Он быстро собрался, оставив в Бельведере недописанное полотно, и в сердцах покинул Вечный город — сюда он больше ни ногой, пока верховодит клан Фарнезе. Но навестивший его перед самым отъездом кардинал Алессандро намекнул, что вопрос о месте каноника в аббатстве Сан-Пьетро ин Колле все еще остается открытым и может быть решен несмотря ни на что. Он смог уговорить Тициана заехать в Пьяченцу, где его отец Пьерлуиджи Фарнезе желает быть запечатленным на холсте. Кардинал выделяет художнику для этой поездки удобный экипаж из ватиканского каретного двора.
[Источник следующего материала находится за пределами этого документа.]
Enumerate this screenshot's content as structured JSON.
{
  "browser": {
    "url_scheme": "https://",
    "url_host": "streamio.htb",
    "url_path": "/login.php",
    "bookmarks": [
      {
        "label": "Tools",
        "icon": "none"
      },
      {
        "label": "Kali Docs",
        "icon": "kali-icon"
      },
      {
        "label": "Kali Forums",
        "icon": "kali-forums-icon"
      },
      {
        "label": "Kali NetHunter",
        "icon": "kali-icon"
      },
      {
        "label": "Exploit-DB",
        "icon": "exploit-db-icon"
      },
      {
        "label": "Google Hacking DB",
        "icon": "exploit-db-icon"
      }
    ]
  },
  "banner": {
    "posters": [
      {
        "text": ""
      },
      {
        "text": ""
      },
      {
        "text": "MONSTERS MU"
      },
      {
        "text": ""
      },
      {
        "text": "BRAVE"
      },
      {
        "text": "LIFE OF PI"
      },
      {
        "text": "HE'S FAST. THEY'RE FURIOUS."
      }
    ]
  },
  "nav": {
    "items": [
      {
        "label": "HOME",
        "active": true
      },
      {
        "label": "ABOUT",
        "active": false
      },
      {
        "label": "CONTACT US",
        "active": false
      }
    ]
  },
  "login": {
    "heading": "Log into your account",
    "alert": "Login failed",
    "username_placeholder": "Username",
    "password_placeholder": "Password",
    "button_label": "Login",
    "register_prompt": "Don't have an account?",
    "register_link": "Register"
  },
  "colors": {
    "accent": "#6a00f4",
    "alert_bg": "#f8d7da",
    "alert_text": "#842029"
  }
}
Прежде чем выполнить просьбу кардинала, Тициан, как ни отговаривал его Вазари, остановился во Флоренции в надежде на заказы богатого двора Медичи. Его принял сам правитель Козимо — щуплый молодой человек с невзрачным лицом землистого цвета. Во время краткой аудиенции, а в приемной, как пояснил церемониймейстер, ждали своей очереди придворные мастера — скульптор Бандинелли и живописец Бронзино, Тициан узнал, что хозяин дворца получил портрет Аретино, бывшего секретаря своего покойного родителя. Портрет хорош, как отозвался о нем Козимо Медичи. Но он пока не знает, где можно его разместить, так как во дворцовой картинной галерее сплошь знатные персоны и царственные особы. При расставании Козимо поднялся с кресла, оказавшись большеголовым с торчащими ушами коротышкой в княжеском облачении. Его фигура выглядела особенно гротескно на фоне величественной фрески Беноццо Гоццоли «Процессия волхвов». При всем желании статности и красоты такому на портрете не прибавишь. Пусть уж его ублажают местные умельцы, которые навострились живописать лики, достойные дворцовой галереи, а его увольте от подобных экзерсисов!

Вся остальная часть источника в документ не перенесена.